El encuentro en Emaús: Jesús se revela al partir el pan en la Eucaristía
Jesús se revela al partir el pan en el camino de Emaús

El camino de Emaús: cuando la tristeza se transforma en alegría pascual

El Evangelio correspondiente al Domingo III de Pascua nos transporta a un momento crucial de la historia cristiana: el encuentro de dos discípulos con Jesús resucitado en el camino hacia la aldea de Emaús. Estos hombres caminaban sumidos en la conversación sobre los acontecimientos recientes, específicamente sobre Jesús de Nazaret, a quien esperaban como liberador del pueblo judío de la opresión romana, pero que terminó condenado y ejecutado en la cruz.
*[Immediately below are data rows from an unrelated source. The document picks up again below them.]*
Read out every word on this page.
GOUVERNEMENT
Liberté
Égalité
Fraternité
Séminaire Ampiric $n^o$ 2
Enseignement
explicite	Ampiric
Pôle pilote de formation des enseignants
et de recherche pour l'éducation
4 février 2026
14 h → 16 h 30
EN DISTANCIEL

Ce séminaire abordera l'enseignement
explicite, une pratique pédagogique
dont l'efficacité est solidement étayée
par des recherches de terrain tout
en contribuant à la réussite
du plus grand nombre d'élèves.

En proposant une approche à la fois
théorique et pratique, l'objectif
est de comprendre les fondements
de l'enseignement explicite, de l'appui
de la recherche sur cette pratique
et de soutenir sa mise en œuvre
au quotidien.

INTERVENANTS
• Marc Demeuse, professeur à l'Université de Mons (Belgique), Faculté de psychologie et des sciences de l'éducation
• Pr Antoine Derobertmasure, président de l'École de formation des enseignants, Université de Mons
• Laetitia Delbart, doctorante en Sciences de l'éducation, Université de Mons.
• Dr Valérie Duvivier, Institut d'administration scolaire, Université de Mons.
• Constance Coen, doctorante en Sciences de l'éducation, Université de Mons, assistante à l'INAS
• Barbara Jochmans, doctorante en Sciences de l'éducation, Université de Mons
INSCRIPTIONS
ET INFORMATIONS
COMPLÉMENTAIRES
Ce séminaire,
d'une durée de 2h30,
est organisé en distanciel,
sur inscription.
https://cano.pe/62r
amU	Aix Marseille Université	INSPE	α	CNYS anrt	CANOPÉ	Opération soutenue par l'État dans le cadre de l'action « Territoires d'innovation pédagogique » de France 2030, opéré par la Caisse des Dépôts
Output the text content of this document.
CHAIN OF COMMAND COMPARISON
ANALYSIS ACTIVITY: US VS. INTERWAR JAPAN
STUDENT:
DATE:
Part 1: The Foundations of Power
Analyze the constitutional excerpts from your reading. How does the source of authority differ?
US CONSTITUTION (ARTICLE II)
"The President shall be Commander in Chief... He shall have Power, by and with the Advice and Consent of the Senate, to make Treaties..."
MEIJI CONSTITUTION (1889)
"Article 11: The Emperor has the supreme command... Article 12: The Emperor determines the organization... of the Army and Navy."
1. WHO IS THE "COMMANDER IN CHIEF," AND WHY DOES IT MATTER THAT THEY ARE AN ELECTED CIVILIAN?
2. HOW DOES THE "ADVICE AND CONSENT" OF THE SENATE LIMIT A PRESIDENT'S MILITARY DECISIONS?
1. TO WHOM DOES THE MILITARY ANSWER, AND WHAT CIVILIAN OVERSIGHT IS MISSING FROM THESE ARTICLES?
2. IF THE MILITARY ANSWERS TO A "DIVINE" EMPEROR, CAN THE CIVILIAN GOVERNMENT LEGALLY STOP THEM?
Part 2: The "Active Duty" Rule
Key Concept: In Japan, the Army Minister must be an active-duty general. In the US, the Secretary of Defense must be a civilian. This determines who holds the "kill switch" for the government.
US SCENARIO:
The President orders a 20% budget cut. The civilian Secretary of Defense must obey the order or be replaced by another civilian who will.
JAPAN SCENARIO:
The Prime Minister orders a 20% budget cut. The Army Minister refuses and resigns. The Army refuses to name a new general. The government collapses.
Su estado de ánimo era de profunda tristeza y frustración, a pesar de haber recibido noticias tempranas sobre la tumba vacía.

El forastero que transformó el diálogo

En su trayecto, se les acercó un forastero que preguntó sobre el tema de su conversación. Los discípulos relataron con detalle los eventos ocurridos, sorprendiéndose de que este desconocido pareciera ignorar lo sucedido en Jerusalén. Lo que ellos no sabían era que este forastero era el mismo Jesús resucitado, quien se les apareció de manera discreta en el camino.

Jesús inició entonces una catequesis postpascual, explicándoles las Escrituras comenzando por Moisés y continuando con los profetas. Les hizo comprender que el sacrificio del Mesías era necesario según lo anunciado, vinculando esta enseñanza con la reciente celebración de la Pascua judía. A pesar de esta explicación, la fe de los discípulos permanecía dormida, incapaces de creer plenamente en la resurrección.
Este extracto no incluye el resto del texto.